Station Input Output Purpose
VadStation AudioFrame VadFrame RMS-based speech detection, level meter (-v)
ChunkerStation VadFrame AudioChunk Gap-shrinking adaptive chunker
TranscriberStation AudioChunk TranscribedText whisper-rs inference
SinkStation TranscribedText () Delegates to TextSink impl

TextSink Implementations

  • InjectorSink — Clipboard + paste key simulation (continuous mode)
  • CollectorSink — Accumulates text, returns on finish (--once mode)
  • StdoutSink — Writes to stdout (pipe mode: cat file.wav | voicsh)

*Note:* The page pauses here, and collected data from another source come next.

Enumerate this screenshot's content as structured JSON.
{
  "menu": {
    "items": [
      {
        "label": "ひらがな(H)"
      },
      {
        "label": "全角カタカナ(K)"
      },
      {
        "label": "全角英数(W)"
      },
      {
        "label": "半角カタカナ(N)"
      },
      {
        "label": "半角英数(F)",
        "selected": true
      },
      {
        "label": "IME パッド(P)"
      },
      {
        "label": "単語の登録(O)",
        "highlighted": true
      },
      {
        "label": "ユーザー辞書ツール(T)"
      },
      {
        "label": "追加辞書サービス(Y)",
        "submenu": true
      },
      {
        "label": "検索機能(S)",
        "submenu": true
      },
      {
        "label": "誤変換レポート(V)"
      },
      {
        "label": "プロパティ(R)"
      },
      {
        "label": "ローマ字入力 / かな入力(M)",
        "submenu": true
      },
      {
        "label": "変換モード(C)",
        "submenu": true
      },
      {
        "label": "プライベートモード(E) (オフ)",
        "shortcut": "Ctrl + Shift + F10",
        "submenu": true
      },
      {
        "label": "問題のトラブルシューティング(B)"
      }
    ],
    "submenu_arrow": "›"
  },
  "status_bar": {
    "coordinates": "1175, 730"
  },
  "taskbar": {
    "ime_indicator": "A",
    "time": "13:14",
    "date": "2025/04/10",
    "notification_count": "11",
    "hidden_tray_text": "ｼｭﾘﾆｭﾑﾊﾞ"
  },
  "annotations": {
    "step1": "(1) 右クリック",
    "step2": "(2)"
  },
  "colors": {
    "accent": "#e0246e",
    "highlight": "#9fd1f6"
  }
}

Text Injection Fallback Chain

  1. Portal — xdg-desktop-portal RemoteDesktop key injection (GNOME 45+, KDE 6.1+)
  2. wtype — wlroots virtual keyboard
  3. ydotool — uinput-based, works everywhere but needs daemon

Paste key auto-detection: queries swaymsg → hyprctl → GNOME Shell Introspect → GNOME fallback → generic fallback.

Module Map

src/
├── app.rs                  # Orchestrates record command (feature-gated: cpal-audio+model-download+cli)
├── cli.rs                  # clap argument parsing (-v/-vv, --once, --fan-out, etc.)
├── config.rs               # TOML config + env overrides
├── diagnostics.rs          # `voicsh check` dependency validation
├── audio/
│   ├── capture.rs          # cpal AudioSource impl (feature: cpal-audio)
│   ├── recorder.rs         # AudioSource trait + MockAudioSource
│   ├── wav.rs              # WavAudioSource: WAV file input with resampling (hound)
│   └── vad.rs              # Voice activity detection (RMS threshold + state machine)
├── input/
│   ├── injector.rs         # TextInjector with CommandExecutor trait (wl-copy, wtype, ydotool)
│   ├── portal.rs           # ashpd PortalSession for key injection (feature: portal)
│   └── focused_window.rs   # Paste key detection (sway/hyprland/GNOME)
├── pipeline/
│   ├── orchestrator.rs     # Pipeline + PipelineConfig + PipelineHandle
│   ├── station.rs          # Station trait + StationRunner
│   ├── sink.rs             # TextSink trait, SinkStation, InjectorSink, CollectorSink, StdoutSink
│   ├── adaptive_chunker.rs # Gap-shrinking chunker algorithm
│   ├── vad_station.rs      # VAD as Station
│   ├── chunker_station.rs  # Chunker as Station
│   ├── transcriber_station.rs # Transcriber as Station
│   ├── types.rs            # AudioFrame, VadFrame, AudioChunk, TranscribedText
│   └── error.rs            # StationError + ErrorReporter trait
├── streaming/              # Experimental streaming pipeline (ring buffer, stitcher)
├── stt/
│   ├── transcriber.rs      # Transcriber trait + MockTranscriber
│   ├── whisper.rs          # WhisperTranscriber (feature: whisper)
│   └── fan_out.rs          # Parallel model comparison (--fan-out)
├── models/
│   ├── catalog.rs          # Model metadata, English/multilingual variants
│   └── download.rs         # HuggingFace download with SHA-1 verification (feature: model-download)
└── ipc/
    ├── protocol.rs         # JSON command/response types
    └── server.rs           # Unix socket IPC server

Feature Gates

default = ["full"]
full    = ["whisper", "cpal-audio", "model-download", "cli", "portal"]
cuda    = ["whisper-rs/cuda"]       # NVIDIA GPU
vulkan  = ["whisper-rs/vulkan"]     # Cross-platform GPU
hipblas = ["whisper-rs/hipblas"]    # AMD GPU
openblas = ["whisper-rs/openblas"]  # CPU BLAS

Use --no-default-features for fast lib-only builds (skips whisper-rs compilation).

Verbosity

  • No flag: text only ("transcribed text")
  • -v: volume meter + result lines ([ok 43ch] "text")
  • -vv: full diagnostics (chunk timing, transcribing progress, paste detection steps)

Configuration

TOML at ~/.config/voicsh/config.toml. Sections: [audio], [stt], [input]. Environment overrides: VOICSH_MODEL, VOICSH_AUDIO_DEVICE, etc.